Demorei para entender algumas estruturas da existência, mas quando percebi, relaxei e pude viver melhor.
Quando escrevi "Memórias de um sobrevivente", não o fiz com o objetivo de produzir um livro. Eu apenas realizava uma avaliação em minha vida. Estava em crise profunda de identidade e com dificuldades para aceitar as consequências de meus atos. Como autodidata, eu possuía um método: tudo o que aprendesse e conseguisse escrever, estava memorizado. Então fui escrevendo sobre o que conhecia de minha vida até atualizar. Depois fui ler com intenção de buscar entender o que eu havia feito de mim. E não adiantou nada porque o que eu havia escrito já sabia e saber não modificava nada.
Mas, consegui tirar duas conclusões fundamentais que deram base à continuação de meus dias. Uma delas é que eu havia passado por tantos perigos, tantas situações em que minha existência esteve por um fio, que seria impossível haver sobrevivido somente por acaso. Passei por trocentas (não há como contar quantas) rebeliões de prisões em que a PM entrava nos caçando a tiros como fôssemos ratos. Passei por três meses e meio nas mãos de uma equipe do DEIC sendo torturado quase que diariamente. Os três parceiros que estiveram comigo nessa época enlouqueceram posteriormente. Fui espancado, baleado (em três ocasiões), barbarizado e depois ainda comi o pão que o diabo amassou por mais de 30 anos nas mãos de guardas de presídio e da policia militar. E, aos 61 anos de idade, estou inteiro, otimista e cheio de vontade de viver.
Pude, nesse estudo de mim, sentir que havia uma proteção. Mesmo quando eu me jogava para trás, as oportunidades surgiam como que do nada. Algo que nunca soube o que ou como, me colocava para a frente e assim sobrevivi e estou relativamente bem.
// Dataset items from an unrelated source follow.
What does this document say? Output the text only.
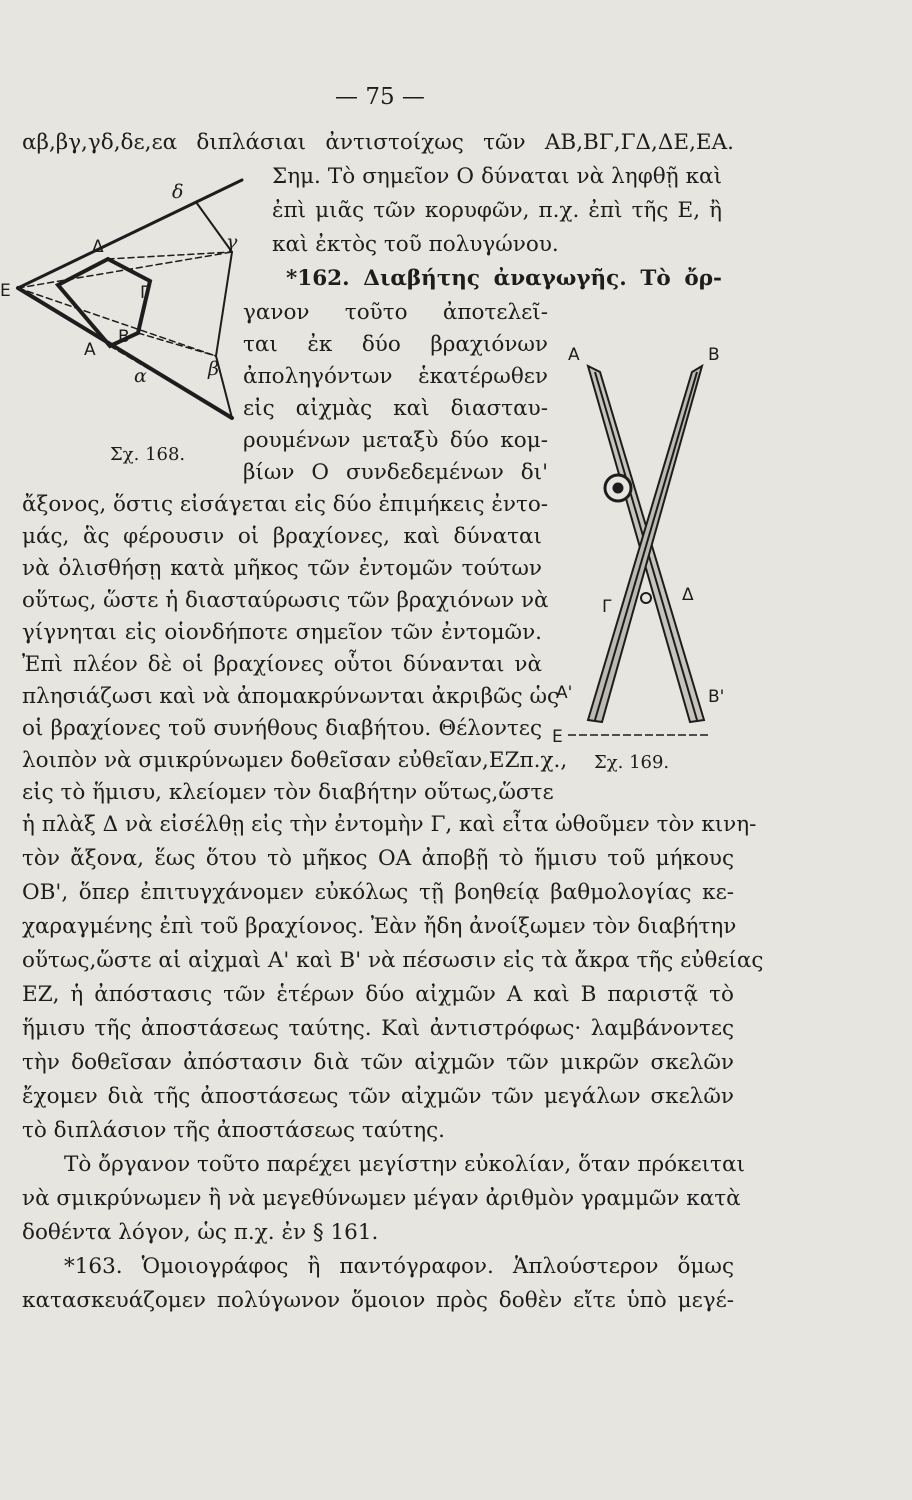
— 75 —
αβ,βγ,γδ,δε,εα διπλάσιαι ἀντιστοίχως τῶν ΑΒ,ΒΓ,ΓΔ,ΔΕ,ΕΑ.
Σημ. Τὸ σημεῖον Ο δύναται νὰ ληφθῇ καὶ
ἐπὶ μιᾶς τῶν κορυφῶν, π.χ. ἐπὶ τῆς Ε, ἢ
καὶ ἐκτὸς τοῦ πολυγώνου.
*162. Διαβήτης ἀναγωγῆς. Τὸ ὄρ-
γανον τοῦτο ἀποτελεῖ-
ται ἐκ δύο βραχιόνων
ἀποληγόντων ἑκατέρωθεν
εἰς αἰχμὰς καὶ διασταυ-
ρουμένων μεταξὺ δύο κομ-
βίων Ο συνδεδεμένων δι'
ἄξονος, ὅστις εἰσάγεται εἰς δύο ἐπιμήκεις ἐντο-
μάς, ἃς φέρουσιν οἱ βραχίονες, καὶ δύναται
νὰ ὀλισθήσῃ κατὰ μῆκος τῶν ἐντομῶν τούτων
οὕτως, ὥστε ἡ διασταύρωσις τῶν βραχιόνων νὰ
γίγνηται εἰς οἱονδήποτε σημεῖον τῶν ἐντομῶν.
Ἐπὶ πλέον δὲ οἱ βραχίονες οὗτοι δύνανται νὰ
πλησιάζωσι καὶ νὰ ἀπομακρύνωνται ἀκριβῶς ὡς
οἱ βραχίονες τοῦ συνήθους διαβήτου. Θέλοντες
λοιπὸν νὰ σμικρύνωμεν δοθεῖσαν εὐθεῖαν,ΕΖπ.χ.,
εἰς τὸ ἥμισυ, κλείομεν τὸν διαβήτην οὕτως,ὥστε
ἡ πλὰξ Δ νὰ εἰσέλθῃ εἰς τὴν ἐντομὴν Γ, καὶ εἶτα ὠθοῦμεν τὸν κινη-
τὸν ἄξονα, ἕως ὅτου τὸ μῆκος ΟΑ ἀποβῇ τὸ ἥμισυ τοῦ μήκους
ΟΒ', ὅπερ ἐπιτυγχάνομεν εὐκόλως τῇ βοηθείᾳ βαθμολογίας κε-
χαραγμένης ἐπὶ τοῦ βραχίονος. Ἐὰν ἤδη ἀνοίξωμεν τὸν διαβήτην
οὕτως,ὥστε αἱ αἰχμαὶ Α' καὶ Β' νὰ πέσωσιν εἰς τὰ ἄκρα τῆς εὐθείας
ΕΖ, ἡ ἀπόστασις τῶν ἑτέρων δύο αἰχμῶν Α καὶ Β παριστᾷ τὸ
ἥμισυ τῆς ἀποστάσεως ταύτης. Καὶ ἀντιστρόφως· λαμβάνοντες
τὴν δοθεῖσαν ἀπόστασιν διὰ τῶν αἰχμῶν τῶν μικρῶν σκελῶν
ἔχομεν διὰ τῆς ἀποστάσεως τῶν αἰχμῶν τῶν μεγάλων σκελῶν
τὸ διπλάσιον τῆς ἀποστάσεως ταύτης.
Τὸ ὄργανον τοῦτο παρέχει μεγίστην εὐκολίαν, ὅταν πρόκειται
νὰ σμικρύνωμεν ἢ νὰ μεγεθύνωμεν μέγαν ἀριθμὸν γραμμῶν κατὰ
δοθέντα λόγον, ὡς π.χ. ἐν § 161.
*163. Ὁμοιογράφος ἢ παντόγραφον. Ἁπλούστερον ὅμως
κατασκευάζομεν πολύγωνον ὅμοιον πρὸς δοθὲν εἴτε ὑπὸ μεγέ-
Δ
Ε	Γ
Β
Α
δ
γ
β
α
Σχ. 168.
Α	Β
Γ
Δ
Α'	Β'
Ε
Σχ. 169.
Outra coisa é a sucessão de fracassos que foi minha vida. Nem para ser ladrão deu certo. Não consegui ficar rico, nem chegar perto e só vivi preso, como poderia ser um ladrão bem sucedido? Tudo o que tentei, fracassei fragorosamente, ficou claro nessa minha autobiografia. Mas como adoro ler autobiografia, comecei a perceber que por trás de cada homem que conseguiu ser bem sucedido, há sempre o mesmo homem que fracassou muitas vezes, errou de montão, mas não desistiu jamais e continuou lutando. Michael Jordan afirmou que errou mais de 9 mil cestas, perdeu mais de 300 jogos e jogou fora da cesta a bola final do jogo que daria vitória para sua equipe, 26 vezes. E ele é considerado o maior jogador de basquete de todos os tempos.
Os fracassos são importantes porque sedimentam e fundamentam as vitórias. Os sucessos então tornam-se inteiros, incontestáveis.